Поговорили ещё о политике, поспорили даже, когда мне стали рассказывать, какая, по их мнению, хорошая жизнь в России; так и не удалось убедить, что в принципе одинаково и здесь, и там – по одной заокеанской мерке скроена.
В свою школу я пришёл, наверное, рано, потому как осмотр центральной части города занял несколько минут. Завершалось покрытие отгороженных верёвочками участков площади между зданием администрации и только-только воздвигнутым с противоположной стороны Никольским собором, ещё не действующим. Давно уже не осталось и следа от расположенных некогда здесь дореволюционных ветхих домишек и лавочек! На месте только прочное двухэтажное здание школы, сооружённой сто десять лет назад, теперь с двумя пристроенными корпусами.
Я поднялся на второй этаж по истёртым не одним поколением, в том числе и подошвами моих легко промокаемых ботинок, мраморным ступенькам. Директор школы, Валерий Алексеевич, молодой черноволосый и крепкий, бывший десантник, оказался на месте, и не один – в его кабинете сидели две женщины средних лет, которых он мне представил: белокурая – завуч и преподаватель физики Елена Николаевна; коротко стриженная шатенка в очках – Тамара Леонтьевна, профорг.
- Что, готовитесь к празднованию? – спросил их, присаживаясь у стенки.
- Готовимся! Если школьников не соберём на стадион, самим надевать спортивную форму и выходить придётся. Хотя все мы уже в отпуске, – не без иронии заметила Елена Николаевна.
- Куда же ваш профсоюз смотрит? – кивнул я на Тамару Леонтьевну.
- Профсоюз всегда с нами! – развёл руками Валерий Алексеевич.
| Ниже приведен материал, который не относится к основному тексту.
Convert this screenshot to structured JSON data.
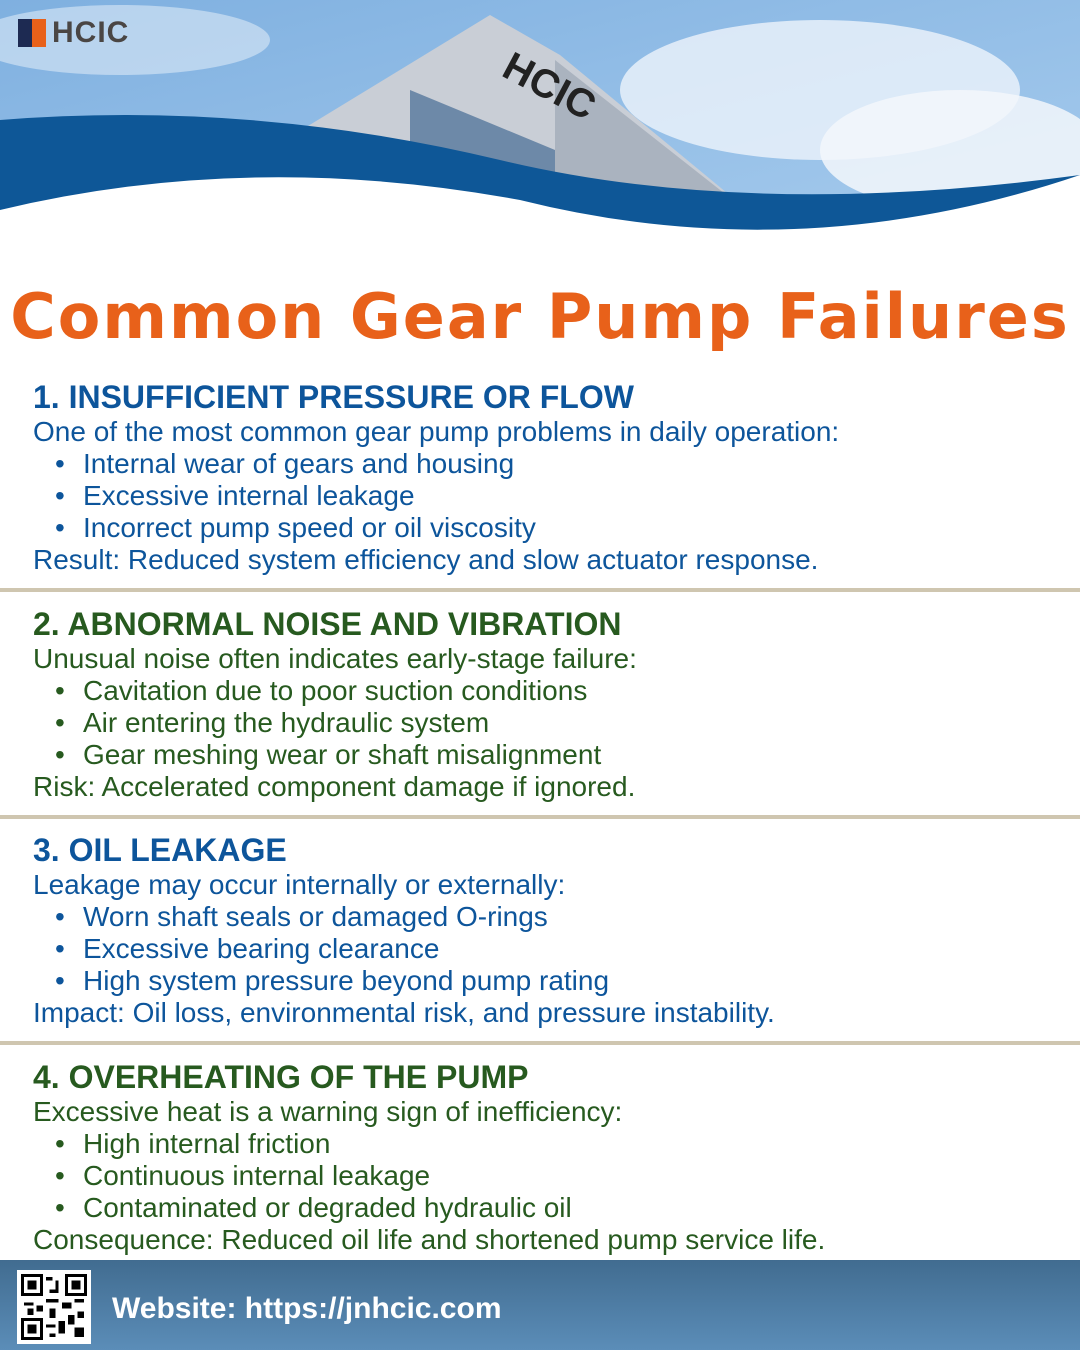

- Что ж, такова наша преподавательская работа, - заключил я. – Мы тоже сидим как-то на кафедре, уже третьего числа этого месяца, и стали выяснять – с какого числа мы в отпуске. Я говорю: «С третьего, потому как в контрактах это число значится». «Не может быть с середины недели, – возразил завкафедрой. – Только с понедельника, шестого числа». «С пятницы, – сказал кто-то третий и предложил: – А давайте узнаем в бухгалтерии». Позвонили, спросили. «Да вы в отпуске уже, с первого числа!» – ответили там.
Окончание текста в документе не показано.